Using discarded disposable plastic cups to make squirt toys, you can recycle waste and get a pleasant little production experience. Isn't it killing two birds with one stone?
Find two disposable plastic cups and cover them with transparent tape Glue the mouths together, cut off the bottom of the cup, drill small holes in the cup body, pour some water in, and there will be several rows of staggered water flow. If you want some more movement, add There is a small flashlight on the rim of the cup, and the light shines on the fountain. It is very charming. If you don’t believe it, try it.
The body of the robot dog is a square tube made of a groove plate dug out from the bottom, as shown in Figure 1. Drill a 3mm hole on the square pipe as shown in the figure to make the mounting hole. The dog head can be carved with a piece of rubber, and then connected to the dog neck with self-tapping screws. The four dog legs are cut from flat plates of grooved plates, and the movable joints are installed on the dog's body with small screws and nuts.

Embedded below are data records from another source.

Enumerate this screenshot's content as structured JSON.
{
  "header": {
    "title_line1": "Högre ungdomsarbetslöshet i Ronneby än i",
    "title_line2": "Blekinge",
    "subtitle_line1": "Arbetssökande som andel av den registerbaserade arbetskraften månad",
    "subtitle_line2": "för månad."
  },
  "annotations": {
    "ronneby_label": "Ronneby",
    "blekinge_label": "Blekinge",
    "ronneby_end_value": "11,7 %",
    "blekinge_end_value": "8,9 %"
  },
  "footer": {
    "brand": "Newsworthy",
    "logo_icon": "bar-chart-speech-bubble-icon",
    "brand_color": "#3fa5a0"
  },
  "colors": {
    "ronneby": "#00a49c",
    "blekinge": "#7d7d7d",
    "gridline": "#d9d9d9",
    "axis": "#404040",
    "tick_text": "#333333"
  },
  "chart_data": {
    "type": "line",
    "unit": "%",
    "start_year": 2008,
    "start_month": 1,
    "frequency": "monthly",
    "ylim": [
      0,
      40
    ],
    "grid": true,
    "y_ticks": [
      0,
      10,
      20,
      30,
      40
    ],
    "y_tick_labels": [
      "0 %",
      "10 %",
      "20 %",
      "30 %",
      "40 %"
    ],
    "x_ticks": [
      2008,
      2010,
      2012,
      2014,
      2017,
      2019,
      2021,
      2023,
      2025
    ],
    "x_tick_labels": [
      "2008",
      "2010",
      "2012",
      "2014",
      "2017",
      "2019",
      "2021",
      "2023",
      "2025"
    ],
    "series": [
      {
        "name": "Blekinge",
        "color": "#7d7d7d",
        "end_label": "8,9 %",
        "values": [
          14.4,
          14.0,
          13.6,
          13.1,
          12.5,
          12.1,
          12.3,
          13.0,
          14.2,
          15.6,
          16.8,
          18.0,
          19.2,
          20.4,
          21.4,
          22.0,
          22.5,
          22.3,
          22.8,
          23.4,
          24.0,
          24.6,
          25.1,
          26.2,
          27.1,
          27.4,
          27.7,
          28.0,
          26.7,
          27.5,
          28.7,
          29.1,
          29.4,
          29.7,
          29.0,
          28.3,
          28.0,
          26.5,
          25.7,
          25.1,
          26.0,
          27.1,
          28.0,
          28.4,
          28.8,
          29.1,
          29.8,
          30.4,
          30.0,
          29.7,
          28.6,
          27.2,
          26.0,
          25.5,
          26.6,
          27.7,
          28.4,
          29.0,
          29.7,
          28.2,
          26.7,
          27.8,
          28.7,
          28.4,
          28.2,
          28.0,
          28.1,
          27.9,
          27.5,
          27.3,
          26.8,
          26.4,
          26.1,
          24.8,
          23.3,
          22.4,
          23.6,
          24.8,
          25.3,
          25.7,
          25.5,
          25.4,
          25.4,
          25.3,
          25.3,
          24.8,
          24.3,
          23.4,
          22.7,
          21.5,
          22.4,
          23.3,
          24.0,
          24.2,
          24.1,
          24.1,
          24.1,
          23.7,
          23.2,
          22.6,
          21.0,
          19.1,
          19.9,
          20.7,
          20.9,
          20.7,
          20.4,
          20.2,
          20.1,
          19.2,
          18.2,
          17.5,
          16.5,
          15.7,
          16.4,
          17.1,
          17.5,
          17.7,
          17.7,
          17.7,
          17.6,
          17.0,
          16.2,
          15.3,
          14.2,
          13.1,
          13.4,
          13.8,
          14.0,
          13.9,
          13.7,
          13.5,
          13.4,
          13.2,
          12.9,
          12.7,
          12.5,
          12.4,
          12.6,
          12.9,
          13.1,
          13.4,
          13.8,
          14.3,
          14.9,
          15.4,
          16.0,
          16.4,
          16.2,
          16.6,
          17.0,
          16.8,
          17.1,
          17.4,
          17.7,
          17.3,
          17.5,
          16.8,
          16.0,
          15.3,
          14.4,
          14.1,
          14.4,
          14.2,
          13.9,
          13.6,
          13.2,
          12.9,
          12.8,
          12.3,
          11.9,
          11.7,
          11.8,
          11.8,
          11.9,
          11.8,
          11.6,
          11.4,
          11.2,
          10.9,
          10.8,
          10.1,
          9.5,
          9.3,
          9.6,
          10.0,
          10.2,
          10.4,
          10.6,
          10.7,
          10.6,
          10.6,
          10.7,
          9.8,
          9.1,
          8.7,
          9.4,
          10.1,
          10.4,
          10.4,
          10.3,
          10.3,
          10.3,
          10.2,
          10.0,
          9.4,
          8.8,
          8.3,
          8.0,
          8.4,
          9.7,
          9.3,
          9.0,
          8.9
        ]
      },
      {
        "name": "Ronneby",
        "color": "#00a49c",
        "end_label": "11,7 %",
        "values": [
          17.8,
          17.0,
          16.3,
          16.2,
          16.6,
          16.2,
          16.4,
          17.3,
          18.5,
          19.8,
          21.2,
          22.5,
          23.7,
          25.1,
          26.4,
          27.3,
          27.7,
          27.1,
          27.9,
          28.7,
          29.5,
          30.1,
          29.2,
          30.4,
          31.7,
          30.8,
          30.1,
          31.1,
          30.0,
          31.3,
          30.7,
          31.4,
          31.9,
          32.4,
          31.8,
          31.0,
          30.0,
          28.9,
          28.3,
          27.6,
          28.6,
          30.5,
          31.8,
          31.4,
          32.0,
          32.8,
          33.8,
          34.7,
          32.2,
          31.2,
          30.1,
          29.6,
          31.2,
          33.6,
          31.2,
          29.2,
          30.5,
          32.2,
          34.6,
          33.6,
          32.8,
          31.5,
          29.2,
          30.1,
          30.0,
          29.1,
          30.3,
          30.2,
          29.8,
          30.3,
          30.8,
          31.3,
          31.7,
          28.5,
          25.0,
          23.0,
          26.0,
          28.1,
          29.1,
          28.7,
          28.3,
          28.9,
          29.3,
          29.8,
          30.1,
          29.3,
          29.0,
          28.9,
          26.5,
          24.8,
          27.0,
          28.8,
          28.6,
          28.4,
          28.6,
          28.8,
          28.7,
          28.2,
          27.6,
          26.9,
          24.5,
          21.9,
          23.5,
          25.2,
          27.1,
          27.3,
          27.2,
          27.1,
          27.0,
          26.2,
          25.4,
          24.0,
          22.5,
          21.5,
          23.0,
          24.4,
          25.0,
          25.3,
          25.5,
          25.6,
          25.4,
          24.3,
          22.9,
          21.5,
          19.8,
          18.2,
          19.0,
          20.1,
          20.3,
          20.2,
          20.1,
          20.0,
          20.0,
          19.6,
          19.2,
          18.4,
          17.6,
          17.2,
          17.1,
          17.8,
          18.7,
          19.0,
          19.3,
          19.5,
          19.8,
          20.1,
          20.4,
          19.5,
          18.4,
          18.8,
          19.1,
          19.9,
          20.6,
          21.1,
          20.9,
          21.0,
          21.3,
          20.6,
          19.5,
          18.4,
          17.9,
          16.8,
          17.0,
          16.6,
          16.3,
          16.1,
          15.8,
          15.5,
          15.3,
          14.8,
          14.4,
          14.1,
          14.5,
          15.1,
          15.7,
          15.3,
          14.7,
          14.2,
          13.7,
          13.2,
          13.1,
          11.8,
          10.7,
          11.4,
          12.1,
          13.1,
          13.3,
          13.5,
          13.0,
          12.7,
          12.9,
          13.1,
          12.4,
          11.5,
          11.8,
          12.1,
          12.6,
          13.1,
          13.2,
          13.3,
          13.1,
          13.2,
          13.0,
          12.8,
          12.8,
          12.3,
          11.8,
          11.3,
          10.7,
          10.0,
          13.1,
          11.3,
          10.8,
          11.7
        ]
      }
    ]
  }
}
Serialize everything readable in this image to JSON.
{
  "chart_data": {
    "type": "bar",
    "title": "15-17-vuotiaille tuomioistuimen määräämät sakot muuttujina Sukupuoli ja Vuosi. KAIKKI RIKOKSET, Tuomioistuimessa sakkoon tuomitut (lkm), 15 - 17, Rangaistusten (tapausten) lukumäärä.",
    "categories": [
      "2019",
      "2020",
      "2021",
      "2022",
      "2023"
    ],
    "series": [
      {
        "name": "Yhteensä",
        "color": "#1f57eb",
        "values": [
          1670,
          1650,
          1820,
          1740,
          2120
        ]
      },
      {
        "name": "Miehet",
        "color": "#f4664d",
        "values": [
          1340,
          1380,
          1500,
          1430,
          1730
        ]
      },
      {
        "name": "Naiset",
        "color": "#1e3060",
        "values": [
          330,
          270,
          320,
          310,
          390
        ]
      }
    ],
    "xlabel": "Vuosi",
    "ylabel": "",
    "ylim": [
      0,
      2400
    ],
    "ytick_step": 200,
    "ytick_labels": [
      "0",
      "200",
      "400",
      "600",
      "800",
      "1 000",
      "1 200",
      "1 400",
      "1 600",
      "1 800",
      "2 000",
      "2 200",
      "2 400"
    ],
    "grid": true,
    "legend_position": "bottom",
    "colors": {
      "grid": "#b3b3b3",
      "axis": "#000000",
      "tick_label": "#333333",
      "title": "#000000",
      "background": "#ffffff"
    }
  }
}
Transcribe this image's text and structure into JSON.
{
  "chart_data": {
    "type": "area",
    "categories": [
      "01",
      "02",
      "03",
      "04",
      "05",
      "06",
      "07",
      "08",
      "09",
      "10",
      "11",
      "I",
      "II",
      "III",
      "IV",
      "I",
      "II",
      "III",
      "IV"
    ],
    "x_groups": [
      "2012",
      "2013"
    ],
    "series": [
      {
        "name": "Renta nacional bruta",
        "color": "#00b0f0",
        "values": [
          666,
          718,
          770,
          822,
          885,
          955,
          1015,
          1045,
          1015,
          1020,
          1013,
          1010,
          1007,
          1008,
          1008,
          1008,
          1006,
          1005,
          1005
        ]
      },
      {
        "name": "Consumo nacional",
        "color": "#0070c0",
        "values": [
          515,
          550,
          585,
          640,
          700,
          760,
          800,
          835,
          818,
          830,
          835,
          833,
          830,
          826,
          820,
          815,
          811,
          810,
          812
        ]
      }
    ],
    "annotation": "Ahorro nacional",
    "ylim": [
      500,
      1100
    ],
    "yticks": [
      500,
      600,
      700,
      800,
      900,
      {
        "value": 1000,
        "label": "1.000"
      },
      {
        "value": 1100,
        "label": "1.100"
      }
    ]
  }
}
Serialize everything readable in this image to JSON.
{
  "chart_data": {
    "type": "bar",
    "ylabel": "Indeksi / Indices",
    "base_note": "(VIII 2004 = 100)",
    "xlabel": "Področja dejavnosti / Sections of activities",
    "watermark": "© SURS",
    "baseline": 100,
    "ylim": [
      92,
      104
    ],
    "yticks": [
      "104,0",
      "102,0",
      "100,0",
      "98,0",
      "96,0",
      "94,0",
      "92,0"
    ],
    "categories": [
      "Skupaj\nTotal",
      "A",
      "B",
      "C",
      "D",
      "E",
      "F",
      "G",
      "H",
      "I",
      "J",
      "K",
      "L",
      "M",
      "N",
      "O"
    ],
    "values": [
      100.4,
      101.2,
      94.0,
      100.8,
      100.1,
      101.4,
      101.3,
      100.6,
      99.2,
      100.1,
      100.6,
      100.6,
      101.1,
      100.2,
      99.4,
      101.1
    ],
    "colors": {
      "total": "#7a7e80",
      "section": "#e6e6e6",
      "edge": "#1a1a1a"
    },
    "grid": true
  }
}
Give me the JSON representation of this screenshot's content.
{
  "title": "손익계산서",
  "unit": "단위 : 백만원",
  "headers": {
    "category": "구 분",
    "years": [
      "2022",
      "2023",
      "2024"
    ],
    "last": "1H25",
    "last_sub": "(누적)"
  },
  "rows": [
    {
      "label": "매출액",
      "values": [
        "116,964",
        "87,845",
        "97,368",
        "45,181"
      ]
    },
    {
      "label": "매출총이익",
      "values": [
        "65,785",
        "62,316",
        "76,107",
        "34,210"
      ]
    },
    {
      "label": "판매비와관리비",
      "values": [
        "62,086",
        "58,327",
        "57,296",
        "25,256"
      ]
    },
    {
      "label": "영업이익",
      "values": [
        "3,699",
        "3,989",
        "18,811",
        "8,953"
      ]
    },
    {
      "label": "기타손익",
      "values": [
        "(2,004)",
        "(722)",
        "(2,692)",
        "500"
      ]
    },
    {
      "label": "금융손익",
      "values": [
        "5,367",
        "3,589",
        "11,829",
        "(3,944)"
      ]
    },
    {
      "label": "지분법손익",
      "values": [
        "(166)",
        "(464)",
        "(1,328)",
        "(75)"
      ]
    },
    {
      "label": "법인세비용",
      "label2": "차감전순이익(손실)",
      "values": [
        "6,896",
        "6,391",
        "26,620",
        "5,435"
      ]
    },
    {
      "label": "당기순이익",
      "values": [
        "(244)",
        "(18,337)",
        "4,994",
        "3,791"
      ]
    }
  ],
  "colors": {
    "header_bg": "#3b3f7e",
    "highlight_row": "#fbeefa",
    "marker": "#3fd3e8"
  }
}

The dog's hind legs have arc-shaped grooves, and the arc-shaped grooves and lateral screws form the limiting device (Figure 1). The dog's tail is slotted into place (Figure 2).
The transmission device of the robot dog is quite special. Both the front and rear feet are cuffed with a pair of "shackles" (Figure 2). A reset elastic band is connected between the front and back "cuffs". The "front cuffs" are made of sheets, and the midpoint is fixed on the dog with screws and nuts. of the anterior chest. In this way, the dog's front feet can only swing back and forth. When moving, the back feet stand on tiptoe while the front feet brush against the ground, thus causing the robot dog to generate forward momentum. The "shackles" are made of iron wire and fastened to the top of the brace extending forward on the upper part of the hind legs. The power directly collides with the wire backward, causing the hind legs to push back, which is converted into forward pushing force.
The power device is installed in the dog's belly. First, make two holes in the middle of the two oval wheels, align the holes crosswise with each other, and put on two elastic bands. Tie both ends of the elastic into the hole in the middle of the dog's body. When debugging, pull the rear legs to the rear so that the iron wire cannot touch the oval wheels. At this time, you can turn the wheels to tighten the rubber bands, and then push the rear legs forward so that the wires block the oval wheels. Then put the dog's feet on the table, let the wire hang down a little, and the two wheels rotate. The wires are hit in turn, causing the two hind legs to produce unequal kicking force. Part of the power is also transmitted to the front legs, causing the four legs to be out of sync. gait. After the robot dog is completed, test and adjust whether the elastic band is reset in time, whether the underbelly wire rises in time, whether the power of the rotor is sufficient, and whether the height is appropriate. Tie elastic bands on both ends of the iron wire under the abdomen to solve the problem of neutral reset when the iron wire is clamped into the cross rotor in time. Pull the elastic band horizontally in the dog's rear body, and use the small bamboo piece as a stumbling block to rub the convex part of the rotor. The rotor decelerates, giving the rotating device time to reset, thereby extending the walking time.